I would like to meet a literary agent for a face-to face discussion. I’ve never met one. I’ve corresponded with dozens of literary agents, some of whom have even been kind enough to send me brief notes of refusal. Therefore, when I saw the obituary of David Miller, literary agent, who died, aged 50, on December 30 last year, I had to read it. What sort of person was he? Would I have gotten on with him? More importantly, would he have liked my books?
My pre-conceived notion of the ‘standard personality’ of a literary agent is: a slightly unattractive, introverted, intelligent, sensitive, artistic person with an emotional intelligence approaching zero. I would expect him or her to look up from a cluttered desk, behind which the shades are drawn, peer at me over half-moon spectacles, and inquire, “Yes?”
Having read the obituary of David Miller that appeared in the Daily Telegraph two days ago, I have concluded that my ‘literary agent standard personality’ is – at least in David Miller’s case, pretty far off target.
The obituary says: “The son of a chartered surveyor, David Miller was born in Edinburgh on February 6, 1966, and educated at King’s School Canterbury, and at Girton College, Cambridge, where he read theology. After a short spell at a City recruitment consultancy, where he learned his formidable telephone-bashing skills, Miller joined the literary agency Rogers, Coleridge & White in 1990. One of the many ways in which the agency bucked tradition was to hire a succession of presentable young men to take calls and occupy the front desk. Miller, in his slender, younger days, equipped with a matinee-idol forelock and an expression that was somehow both sardonic and guileless, fitted the bill perfectly.
“He quickly became an agent, and set about building a stable of authors. His first client was the Booker-shortlisted novelist Nicola Barker. She later described him as ‘too wayward and funny and complex either for fiction or for real life. An absolute one-off.’ Some (of his clients) enjoyed considerable sales, notably Victoria Hislop, but Miller had the rare gift of seeming to care about money neither too much, nor too little. And if this was something of an act – posthumous revelations about him having one phone for his ‘wonga’ clients and one for the rest would have pricked several authors’ amour propre – it was a useful and educational one.

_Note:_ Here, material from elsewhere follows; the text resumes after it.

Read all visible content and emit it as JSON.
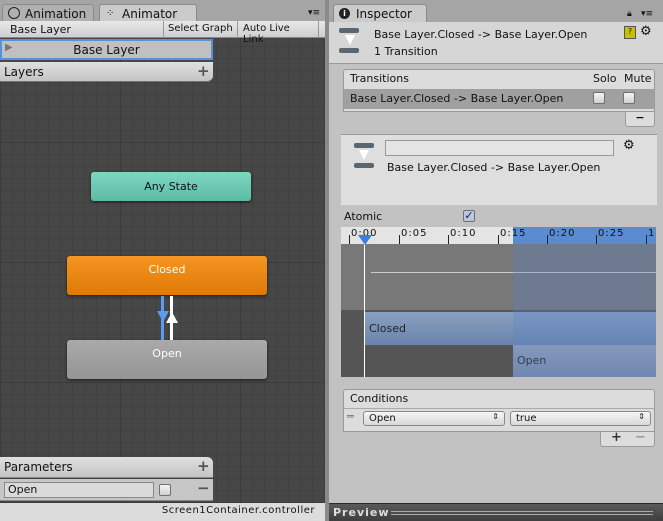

“Business was generally conducted over lunch. Miller would arrive all of a kerfuffle, like the White Rabbit. His personal style had evolved into a rather Doctor Who-ish blend of elegance and scruff _ moleskin, swirling scarves, on occasion even a fedora hat – a certain clerical sleekness combined with a tangible air of mischief, he would . . . after a rapid gossip download, produce a book proposal or a chunk of manuscript, marked up with a proper fountain pen. In the conviviality of what ensued, at the end of which authors would find themselves deposited on a pavement somewhere in west London, the late afternoon sunshine stinging their eyes, it was easy to overlook the rigour that Miller had brought to the preceding couple of hours.
“Ferdinand Mount writes: ‘David Miller wasn’t just and agent, he was a personal battery charger. Just to hear his thrilling stage whisper over the phone or to see him bounce round the corner in a huge jersey too heavy for the time of year with a bundle of manuscripts under his arm set you up for the day. He always knew how to persuade you to write a book you hadn’t particularly thought of writing, or how to rewrite it when it didn’t work, because he knew more about books than any publisher and himself wrote better than most of his clients. . . . He was fearless, unquenchable and the kindest man you could ever hope to meet.'”
I would say that David Miller was attractive, extroverted, intelligent, brash, artistic, with a sky-high emotional intelligence. I would have loved to have lunch with him even if he turned down my book proposal!